La politique monétaire a un impact sur la demande. Le seul moyen pour la Fed de remédier à une inflation causée par des chocs d’offre est de réduire cette demande. Cela signifie ralentir une économie encore plus vite qu’elle ne ralentit déjà. Les marchés ont intégré un cycle de resserrement ultra-agressif de la Fed en utilisant l’état final des taux d’intérêt et des réductions du bilan du QT deux fois plus rapidement que lors de l’effort avorté de la Fed en 2018. La croissance du PIB réel au premier trimestre, selon la propre banque régionale d’Atlanta de la Fed, sera d’environ +1 % (et les deux tiers du premier trimestre ont eu lieu avant les chocs provenant de l’invasion de l’Ukraine par la Russie). Les taux hypothécaires sont passés de 3 % à 5 % au premier trimestre, et non seulement les projets des consommateurs d’acheter des maisons, des voitures et des appareils électroménagers ont échoué, mais les demandes de prêt hypothécaire ont également succombé. Les salaires augmentent, mais ne suivent pas l’inflation, et les enquêtes montrent que les consommateurs à tous les niveaux de revenu passent en mode frugalité.

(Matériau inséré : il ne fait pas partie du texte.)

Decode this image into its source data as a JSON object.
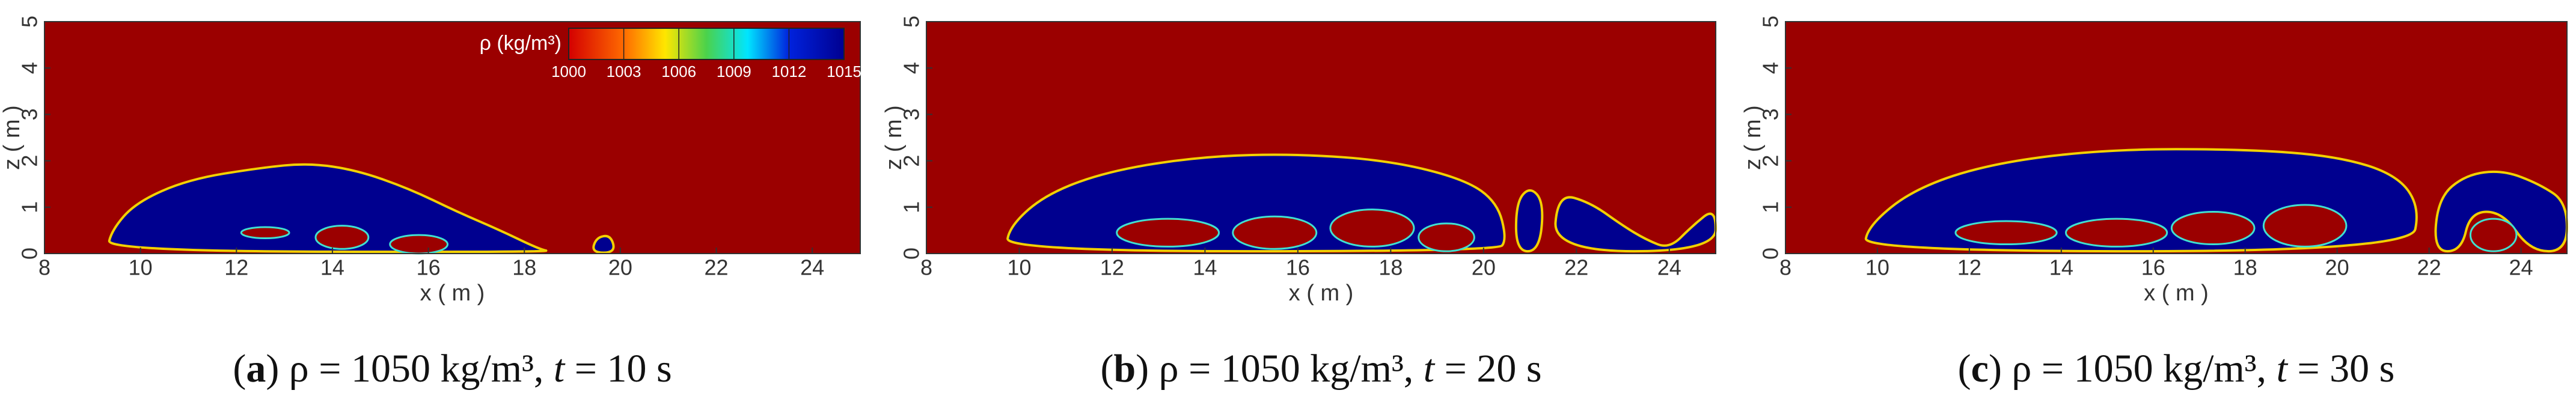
{
  "chart_data": [
    {
      "type": "contour",
      "xlabel": "x ( m )",
      "ylabel": "z ( m )",
      "xlim": [
        8,
        25
      ],
      "ylim": [
        0,
        5
      ],
      "xticks": [
        8,
        10,
        12,
        14,
        16,
        18,
        20,
        22,
        24
      ],
      "yticks": [
        0,
        1,
        2,
        3,
        4,
        5
      ],
      "caption": [
        "(",
        "a",
        ") ρ = 1050 kg/m³, ",
        "t",
        " = 10 s"
      ],
      "colorbar": {
        "label": "ρ (kg/m³)",
        "lim": [
          1000,
          1015
        ],
        "ticks": [
          1000,
          1003,
          1006,
          1009,
          1012,
          1015
        ]
      }
    },
    {
      "type": "contour",
      "xlabel": "x ( m )",
      "ylabel": "z ( m )",
      "xlim": [
        8,
        25
      ],
      "ylim": [
        0,
        5
      ],
      "xticks": [
        8,
        10,
        12,
        14,
        16,
        18,
        20,
        22,
        24
      ],
      "yticks": [
        0,
        1,
        2,
        3,
        4,
        5
      ],
      "caption": [
        "(",
        "b",
        ") ρ = 1050 kg/m³, ",
        "t",
        " = 20 s"
      ]
    },
    {
      "type": "contour",
      "xlabel": "x ( m )",
      "ylabel": "z ( m )",
      "xlim": [
        8,
        25
      ],
      "ylim": [
        0,
        5
      ],
      "xticks": [
        8,
        10,
        12,
        14,
        16,
        18,
        20,
        22,
        24
      ],
      "yticks": [
        0,
        1,
        2,
        3,
        4,
        5
      ],
      "caption": [
        "(",
        "c",
        ") ρ = 1050 kg/m³, ",
        "t",
        " = 30 s"
      ]
    }
  ]
}
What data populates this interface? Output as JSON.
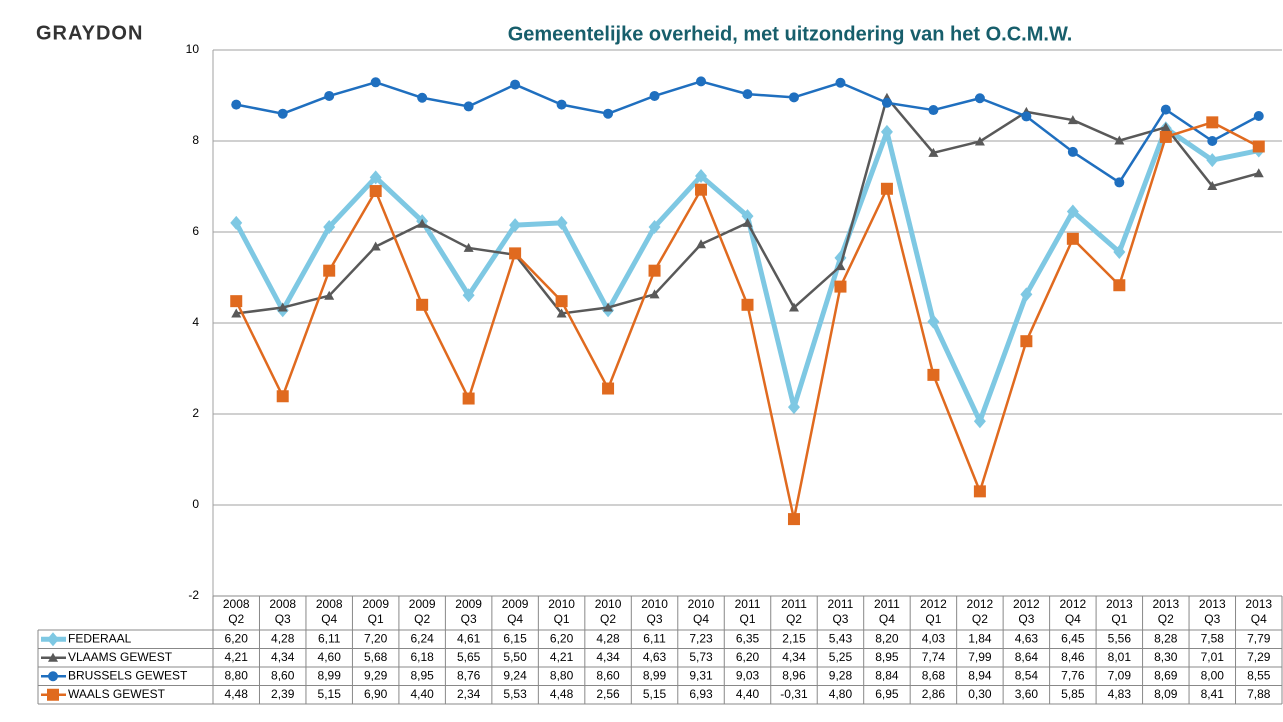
{
  "brand": "GRAYDON",
  "chart_data": {
    "type": "line",
    "title": "Gemeentelijke overheid, met uitzondering van het O.C.M.W.",
    "categories": [
      [
        "2008",
        "Q2"
      ],
      [
        "2008",
        "Q3"
      ],
      [
        "2008",
        "Q4"
      ],
      [
        "2009",
        "Q1"
      ],
      [
        "2009",
        "Q2"
      ],
      [
        "2009",
        "Q3"
      ],
      [
        "2009",
        "Q4"
      ],
      [
        "2010",
        "Q1"
      ],
      [
        "2010",
        "Q2"
      ],
      [
        "2010",
        "Q3"
      ],
      [
        "2010",
        "Q4"
      ],
      [
        "2011",
        "Q1"
      ],
      [
        "2011",
        "Q2"
      ],
      [
        "2011",
        "Q3"
      ],
      [
        "2011",
        "Q4"
      ],
      [
        "2012",
        "Q1"
      ],
      [
        "2012",
        "Q2"
      ],
      [
        "2012",
        "Q3"
      ],
      [
        "2012",
        "Q4"
      ],
      [
        "2013",
        "Q1"
      ],
      [
        "2013",
        "Q2"
      ],
      [
        "2013",
        "Q3"
      ],
      [
        "2013",
        "Q4"
      ]
    ],
    "ylim": [
      -2,
      10
    ],
    "yticks": [
      -2,
      0,
      2,
      4,
      6,
      8,
      10
    ],
    "grid": true,
    "series": [
      {
        "name": "FEDERAAL",
        "color": "#7ec8e3",
        "marker": "diamond",
        "width": 5,
        "values": [
          6.2,
          4.28,
          6.11,
          7.2,
          6.24,
          4.61,
          6.15,
          6.2,
          4.28,
          6.11,
          7.23,
          6.35,
          2.15,
          5.43,
          8.2,
          4.03,
          1.84,
          4.63,
          6.45,
          5.56,
          8.28,
          7.58,
          7.79
        ],
        "value_labels": [
          "6,20",
          "4,28",
          "6,11",
          "7,20",
          "6,24",
          "4,61",
          "6,15",
          "6,20",
          "4,28",
          "6,11",
          "7,23",
          "6,35",
          "2,15",
          "5,43",
          "8,20",
          "4,03",
          "1,84",
          "4,63",
          "6,45",
          "5,56",
          "8,28",
          "7,58",
          "7,79"
        ]
      },
      {
        "name": "VLAAMS GEWEST",
        "color": "#595959",
        "marker": "triangle",
        "width": 2.5,
        "values": [
          4.21,
          4.34,
          4.6,
          5.68,
          6.18,
          5.65,
          5.5,
          4.21,
          4.34,
          4.63,
          5.73,
          6.2,
          4.34,
          5.25,
          8.95,
          7.74,
          7.99,
          8.64,
          8.46,
          8.01,
          8.3,
          7.01,
          7.29
        ],
        "value_labels": [
          "4,21",
          "4,34",
          "4,60",
          "5,68",
          "6,18",
          "5,65",
          "5,50",
          "4,21",
          "4,34",
          "4,63",
          "5,73",
          "6,20",
          "4,34",
          "5,25",
          "8,95",
          "7,74",
          "7,99",
          "8,64",
          "8,46",
          "8,01",
          "8,30",
          "7,01",
          "7,29"
        ]
      },
      {
        "name": "BRUSSELS GEWEST",
        "color": "#1f6fbf",
        "marker": "circle",
        "width": 2.5,
        "values": [
          8.8,
          8.6,
          8.99,
          9.29,
          8.95,
          8.76,
          9.24,
          8.8,
          8.6,
          8.99,
          9.31,
          9.03,
          8.96,
          9.28,
          8.84,
          8.68,
          8.94,
          8.54,
          7.76,
          7.09,
          8.69,
          8.0,
          8.55
        ],
        "value_labels": [
          "8,80",
          "8,60",
          "8,99",
          "9,29",
          "8,95",
          "8,76",
          "9,24",
          "8,80",
          "8,60",
          "8,99",
          "9,31",
          "9,03",
          "8,96",
          "9,28",
          "8,84",
          "8,68",
          "8,94",
          "8,54",
          "7,76",
          "7,09",
          "8,69",
          "8,00",
          "8,55"
        ]
      },
      {
        "name": "WAALS GEWEST",
        "color": "#e06a1f",
        "marker": "square",
        "width": 2.5,
        "values": [
          4.48,
          2.39,
          5.15,
          6.9,
          4.4,
          2.34,
          5.53,
          4.48,
          2.56,
          5.15,
          6.93,
          4.4,
          -0.31,
          4.8,
          6.95,
          2.86,
          0.3,
          3.6,
          5.85,
          4.83,
          8.09,
          8.41,
          7.88
        ],
        "value_labels": [
          "4,48",
          "2,39",
          "5,15",
          "6,90",
          "4,40",
          "2,34",
          "5,53",
          "4,48",
          "2,56",
          "5,15",
          "6,93",
          "4,40",
          "-0,31",
          "4,80",
          "6,95",
          "2,86",
          "0,30",
          "3,60",
          "5,85",
          "4,83",
          "8,09",
          "8,41",
          "7,88"
        ]
      }
    ]
  }
}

Si la Fed est vraiment « dépendante des données » et si, comme nous le soupçonnons, les données entrantes s’avèrent décevantes, alors la Fed n’exécutera pas complètement les directives sur les taux d’intérêt (dot-plot) ou les intentions QT récemment publiées.

Nous prévoyons une volatilité des prix du marché, en particulier au début des marchés boursiers au début de QT. Et nous soupçonnons fortement que la prise en compte rapide par les marchés des orientations prospectives de la Fed (c’est-à-dire les pics de taux d’intérêt) a déjà eu un impact négatif sur la trajectoire de croissance de l’économie.